The book covers descriptive pathology from Kraepelin and Bleuler to the current topics of DSM subcommittees. It moves along with the increasing knowledge of psychiatric illness through time and discusses treatments and new discoveries. There are several color plates that are quite good. More illustrations of this kind would have been helpful. The author takes an open approach that draws heavily from the medical literature. This is refreshing, as many general texts seem tethered to a psychosocial model. Dr. Green, a psychologist, is remarkably supportive of biological treatments and cites appropriate papers to support his remarks.

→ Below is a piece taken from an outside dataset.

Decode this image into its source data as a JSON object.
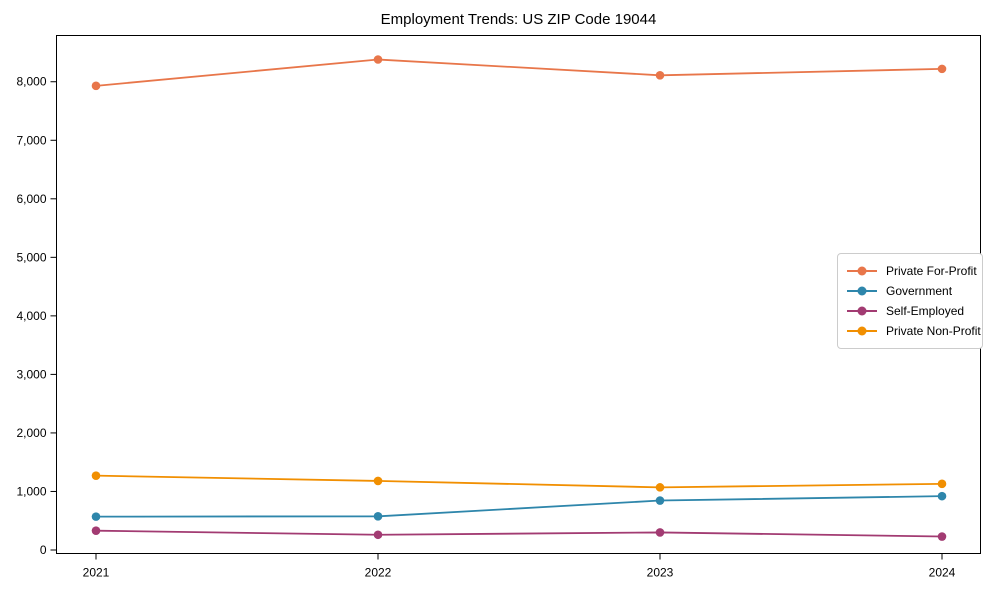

The sections of the book are well organized and demonstrate a well-thought-out approach to this multifaceted illness. The description of symptoms is excellent and quite clear. The discussion of neurodevelopmental risks is a good addition to this book. The association of the risk factors is, however, left unclear. A detailed review of exposure and outcome in an odds ratio format would have been a helpful contribution. The author covers genetics reasonably well, although more space could be given to Meehl’s concept of schizotaxia and the important implications of this concept. The genetics section is also very limited in scope, possibly an artifact of being a generally brief text, but there is a wealth of evidence supporting a genetic transmission for many cases of schizophrenia. A very interesting discussion of neurocognitive deficits follows the genetics section and includes an interesting clinical vignette. The chapter on neuroimaging is composed of odd combinations of material. The information is factually correct but seems uneven. For example, I found it odd that that the author mentions historical footnotes like pneumoencephalograms while virtually ignoring the single photon emission tomography literature. The discussion of treatment is well balanced and avoids the trap of condemning early practitioners’ attempts and failures in the care of this enigmatic psychosis.

In all, the author avoids jargon and assembles the basic history of schizophrenia for us. Schizophrenia Revealed is a good book, but it falls short of being a major contribution to the literature. Many psychiatrists will enjoy it. People in academia might find it very relaxing reading, like a favorite novel. The book is not technical and should be very useful to the layperson who wants to learn more about schizophrenia than might be gleaned from the newspapers. Students will benefit from the concise nature of Green’s work and the accuracy of his information. This book is pleasant to read, but not essential for one’s library.